Mum glared at me. ‘I know you’re supposed to be a challenge when you’re in Year Nine, Dylan, but I didn’t realise that meant being a selfish idiot. Apologise to your sist
er. Your behaviour is inexcusable. Go wash up for dinner. And while you’re there, have a good look at yourself. I’m so disappointed in you.’
‘I’m sorry, Mum,’ I said again. I moved to her, to give her a hug, to apologise properly, to try and make it right. She pushed me away and picked up Ronnie, balancing her on her hip. Ronnie wiped at Mum’s eyes.
I sat on the toilet and tried to think it through.
What if I had lost her, or something terrible had happened to Ronnie? And when did she get home?
Had Ronnie been here the whole time? Is that what happened? Had Mum told me to go outside and find her, even though she knew she was here at home?
Why would she do that? That’s messed up.
I did have a look at myself in the mirror, and what I saw wasn’t great. My eyes were red and puffy, my acne was flaring and I was pale as. Did I look like this when I’d been about to kiss Madison? My eyes would have been normal, but my zits and pale face would have been the same. She didn’t seem to notice, I hope she didn’t care. I wouldn’t care if she was pale and zitty.
I washed my face and had a good, close look. Shit. I think I’m getting a mono-brow as well.
Dad didn’t make it home for dinner, and I didn’t hang around for him before going to bed. He’d give it to me in the morning if he came home. He’d find out about what happened with Ronnie, for sure.

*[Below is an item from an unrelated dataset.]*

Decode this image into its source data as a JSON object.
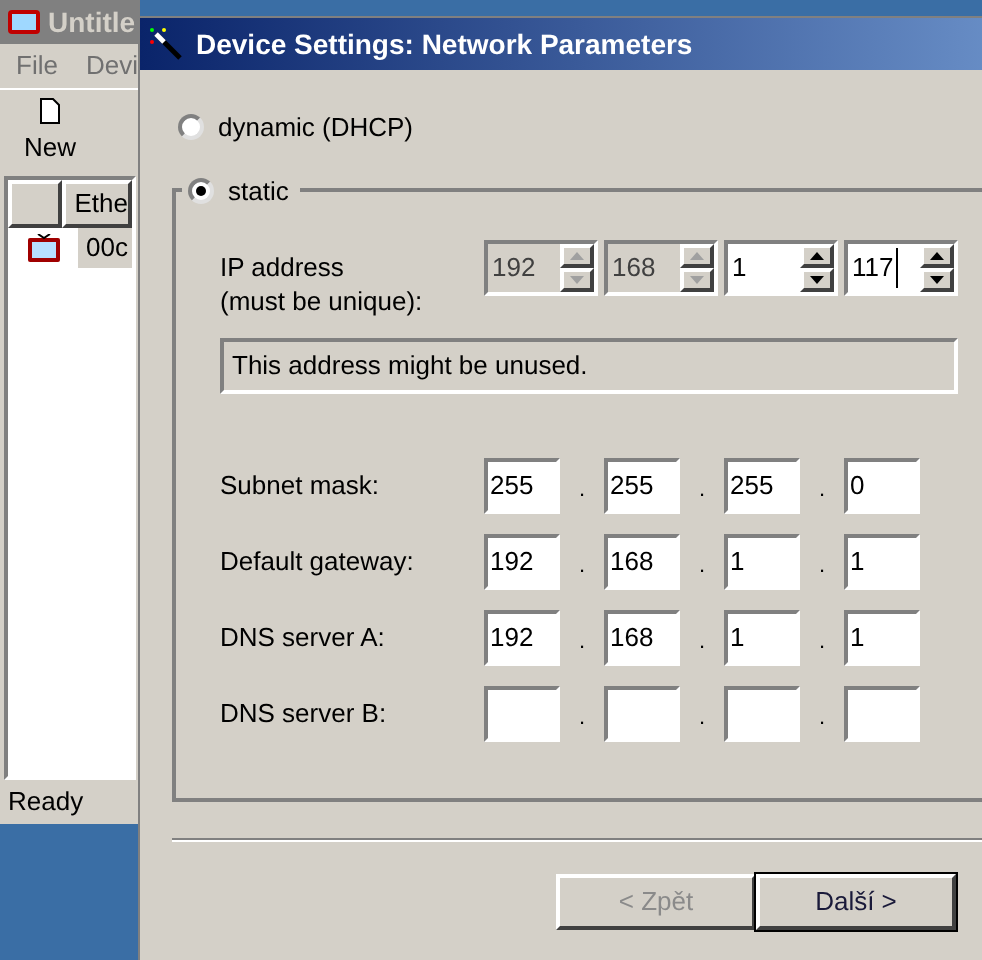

Mum tried to have a normal nothing-wrong-at-our-place kind of dinner but I wasn’t buying it. I was pissed at her. I was pissed at Ronnie for hiding away like that. But mostly at myself. I should never have let her walk off like that, whatever the reason.
I ate, cleared and left.
Mum came in to say goodnight. She was all soft and normal now. Apologetic, even. ‘Sometimes you’ve got to learn the lessons the hard way, Dylan. That’s just how it is. It’s not like you and your sister, Hayley, are listening to logic at the moment, so your dad and I have got to find other ways to get you to hear us, understand?’
‘Unnestand,’ I mumbled. It was meant to sound like I was asleep and she should leave me alone.